Squeezing video blood from Twitter’s stone

How will Twitter squeeze more cash out of each user since it can’t seem to add more of them? A Twitter video channel. Pre-roll ads before Vines. And sharing cash to attract creators.

After watching other social networks get rich off of video, Twitter’s tuning in.

Brevity that inspires information density has always been what’s magical about Twitter. In 140 characters or six seconds you could laugh or learn something. But Vine’s tiny time limit and the 30-second max on videos uploaded to Twitter was choking out creativity and pushing creators elsewhere. Frequently, Viners would tell fans to check Instagram or Facebook for extended versions of their clips.

No more.

Now, Twitter videos can be as long as 140 seconds. And Vines can include a Watch More button that opens a 140-second clip. That makes it much easier for creators to share their clips on Twitter’s apps, even if they didn’t shoot the videos specifically for these networks.

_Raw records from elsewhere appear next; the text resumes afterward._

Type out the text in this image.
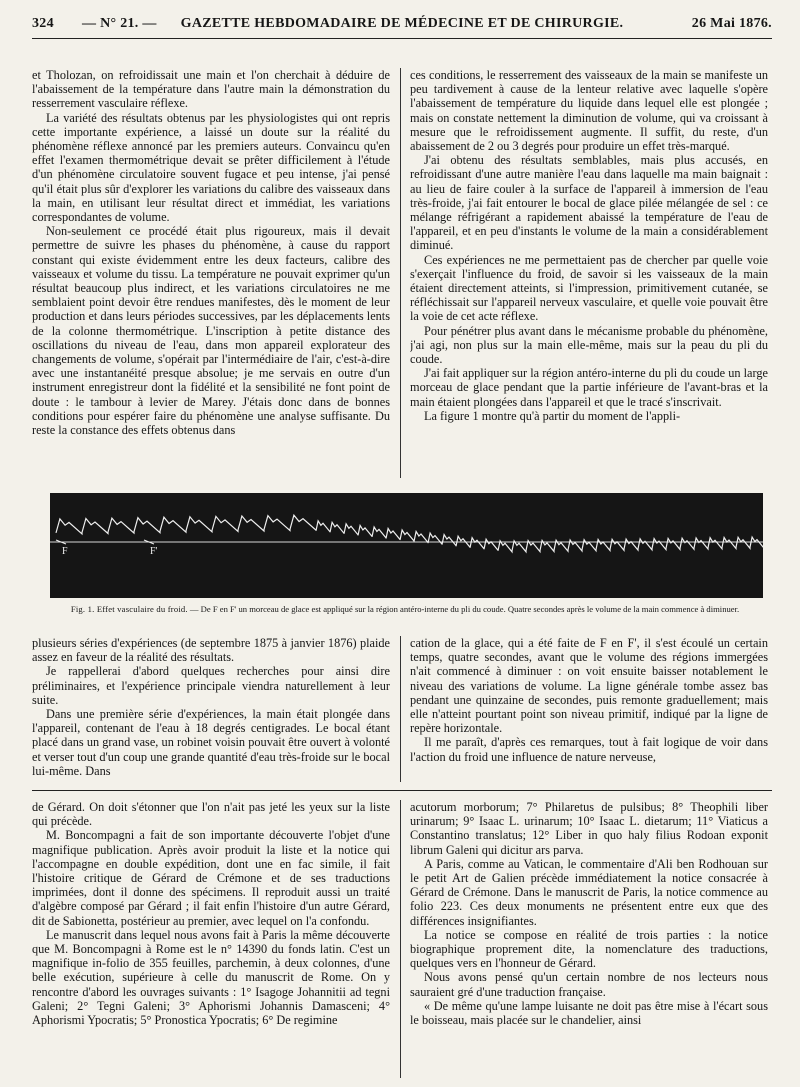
324 — N° 21. —	GAZETTE HEBDOMADAIRE DE MÉDECINE ET DE CHIRURGIE.	26 Mai 1876.

et Tholozan, on refroidissait une main et l'on cherchait à déduire de l'abaissement de la température dans l'autre main la démonstration du resserrement vasculaire réflexe.

La variété des résultats obtenus par les physiologistes qui ont repris cette importante expérience, a laissé un doute sur la réalité du phénomène réflexe annoncé par les premiers auteurs. Convaincu qu'en effet l'examen thermométrique devait se prêter difficilement à l'étude d'un phénomène circulatoire souvent fugace et peu intense, j'ai pensé qu'il était plus sûr d'explorer les variations du calibre des vaisseaux dans la main, en utilisant leur résultat direct et immédiat, les variations correspondantes de volume.

Non-seulement ce procédé était plus rigoureux, mais il devait permettre de suivre les phases du phénomène, à cause du rapport constant qui existe évidemment entre les deux facteurs, calibre des vaisseaux et volume du tissu. La température ne pouvait exprimer qu'un résultat beaucoup plus indirect, et les variations circulatoires ne me semblaient point devoir être rendues manifestes, dès le moment de leur production et dans leurs périodes successives, par les déplacements lents de la colonne thermométrique. L'inscription à petite distance des oscillations du niveau de l'eau, dans mon appareil explorateur des changements de volume, s'opérait par l'intermédiaire de l'air, c'est-à-dire avec une instantanéité presque absolue; je me servais en outre d'un instrument enregistreur dont la fidélité et la sensibilité ne font point de doute : le tambour à levier de Marey. J'étais donc dans de bonnes conditions pour espérer faire du phénomène une analyse suffisante. Du reste la constance des effets obtenus dans

ces conditions, le resserrement des vaisseaux de la main se manifeste un peu tardivement à cause de la lenteur relative avec laquelle s'opère l'abaissement de température du liquide dans lequel elle est plongée ; mais on constate nettement la diminution de volume, qui va croissant à mesure que le refroidissement augmente. Il suffit, du reste, d'un abaissement de 2 ou 3 degrés pour produire un effet très-marqué.

J'ai obtenu des résultats semblables, mais plus accusés, en refroidissant d'une autre manière l'eau dans laquelle ma main baignait : au lieu de faire couler à la surface de l'appareil à immersion de l'eau très-froide, j'ai fait entourer le bocal de glace pilée mélangée de sel : ce mélange réfrigérant a rapidement abaissé la température de l'eau de l'appareil, et en peu d'instants le volume de la main a considérablement diminué.

Ces expériences ne me permettaient pas de chercher par quelle voie s'exerçait l'influence du froid, de savoir si les vaisseaux de la main étaient directement atteints, si l'impression, primitivement cutanée, se réfléchissait sur l'appareil nerveux vasculaire, et quelle voie pouvait être la voie de cet acte réflexe.

Pour pénétrer plus avant dans le mécanisme probable du phénomène, j'ai agi, non plus sur la main elle-même, mais sur la peau du pli du coude.

J'ai fait appliquer sur la région antéro-interne du pli du coude un large morceau de glace pendant que la partie inférieure de l'avant-bras et la main étaient plongées dans l'appareil et que le tracé s'inscrivait.

La figure 1 montre qu'à partir du moment de l'appli-

F	F'
Fig. 1. Effet vasculaire du froid. — De F en F' un morceau de glace est appliqué sur la région antéro-interne du pli du coude. Quatre secondes après le volume de la main commence à diminuer.

plusieurs séries d'expériences (de septembre 1875 à janvier 1876) plaide assez en faveur de la réalité des résultats.

Je rappellerai d'abord quelques recherches pour ainsi dire préliminaires, et l'expérience principale viendra naturellement à leur suite.

Dans une première série d'expériences, la main était plongée dans l'appareil, contenant de l'eau à 18 degrés centigrades. Le bocal étant placé dans un grand vase, un robinet voisin pouvait être ouvert à volonté et verser tout d'un coup une grande quantité d'eau très-froide sur le bocal lui-même. Dans

cation de la glace, qui a été faite de F en F', il s'est écoulé un certain temps, quatre secondes, avant que le volume des régions immergées n'ait commencé à diminuer : on voit ensuite baisser notablement le niveau des variations de volume. La ligne générale tombe assez bas pendant une quinzaine de secondes, puis remonte graduellement; mais elle n'atteint pourtant point son niveau primitif, indiqué par la ligne de repère horizontale.

Il me paraît, d'après ces remarques, tout à fait logique de voir dans l'action du froid une influence de nature nerveuse,

de Gérard. On doit s'étonner que l'on n'ait pas jeté les yeux sur la liste qui précède.

M. Boncompagni a fait de son importante découverte l'objet d'une magnifique publication. Après avoir produit la liste et la notice qui l'accompagne en double expédition, dont une en fac simile, il fait l'histoire critique de Gérard de Crémone et de ses traductions imprimées, dont il donne des spécimens. Il reproduit aussi un traité d'algèbre composé par Gérard ; il fait enfin l'histoire d'un autre Gérard, dit de Sabionetta, postérieur au premier, avec lequel on l'a confondu.

Le manuscrit dans lequel nous avons fait à Paris la même découverte que M. Boncompagni à Rome est le n° 14390 du fonds latin. C'est un magnifique in-folio de 355 feuilles, parchemin, à deux colonnes, d'une belle exécution, supérieure à celle du manuscrit de Rome. On y rencontre d'abord les ouvrages suivants : 1° Isagoge Johannitii ad tegni Galeni; 2° Tegni Galeni; 3° Aphorismi Johannis Damasceni; 4° Aphorismi Ypocratis; 5° Pronostica Ypocratis; 6° De regimine

acutorum morborum; 7° Philaretus de pulsibus; 8° Theophili liber urinarum; 9° Isaac L. urinarum; 10° Isaac L. dietarum; 11° Viaticus a Constantino translatus; 12° Liber in quo haly filius Rodoan exponit librum Galeni qui dicitur ars parva.

A Paris, comme au Vatican, le commentaire d'Ali ben Rodhouan sur le petit Art de Galien précède immédiatement la notice consacrée à Gérard de Crémone. Dans le manuscrit de Paris, la notice commence au folio 223. Ces deux monuments ne présentent entre eux que des différences insignifiantes.

La notice se compose en réalité de trois parties : la notice biographique proprement dite, la nomenclature des traductions, quelques vers en l'honneur de Gérard.

Nous avons pensé qu'un certain nombre de nos lecteurs nous sauraient gré d'une traduction française.

« De même qu'une lampe luisante ne doit pas être mise à l'écart sous le boisseau, mais placée sur le chandelier, ainsi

Taking a page from Facebook’s playbook, Twitter will begin rolling out a suggested video experience. When you play one clip, you’ll see more related ones queued up below that you can watch next. Want to see a whole bunch of highlights from a sports game or interviews with a celebrity? That will be simple now in Twitter Watch mode

Mobile video viewership is growing fast and Twitter needed to get on the train. Showing more, longer videos could seduce more mainstream users inclined to sit back and watch instead of laboriously reading through reams of text tweets.

But a second perspective is that Twitter is accepting its smaller size amongst social networks, and refocusing on how to boost its average revenue per user in hopes of finally becoming profitable. That could save its sinking stock price and help it remain independent.

Facebook has seen video grow from less than a billion to well over 8 billion views per day in just a few years, yet its growth rate has stayed steady. Its profits, on the other hand, have soared, and now Twitter could try to do the same.

Twitter is accepting its smaller size amongst social networks, and refocusing on how to boost its average revenue per user.

The longer video length on Twitter makes it a better host to traditional TV commercials, movie trailers and other marketing. And 140-second video attachments on Vine will do the same. Previously only some Twitter partners could share longer clips, up to 10 minutes.

Twitter already earns money on product placement and promotion deals it brokers between Vine stars and businesses through its acquisition Niche [Disclosure: My cousin Darren Lachtman is a co-founder of Niche]. Now those clips of Viners doing something cool or funny with a brand can be much deeper.


While Twitter tells me it has nothing to share about the potential for ads in Watch Mode, it seems highly likely that it will inject them at some point. Video ads seem a lot less intrusive when they’re shown amongst a series of recommended clips instead of before the first one you purposefully wanted to watch.

understandblue…Yet Vine will now have Twitter Amplify pre-roll ads, too. That sounds like an awful experience — watching an ad that might be longer than the six-second Vine you’re seeking. Hopefully Twitter has thought about this and will implement them in a way that honors the format. Pre-roll ads make more sense before the extended 140-second attachments, but are already a turn-off to users, something that we’ve experienced with the videos we share on Twitter here at TechCrunch.

Twitter will share 70 percent of revenue from these ads with the makers of the videos. This might entice social media stars to share more A-list content on Vine. Some Vine stars have told me they feel neglected by the company, and don’t trust it since all the founders left. Twitter is throwing Viners a bone by launching a special app called Engage where creators can track their analytics.

The whole reason Niche’s product placement spots work is because they’re shot and shared by the creators people already love. If Twitter doesn’t nail the tone, it could scare even more users away from Vine. The Wall Street Journal has reported data from Tubular Labs indicating that the top 10 Vine accounts saw their loop counts per video drop 29 percent from May 2015 to March 2016.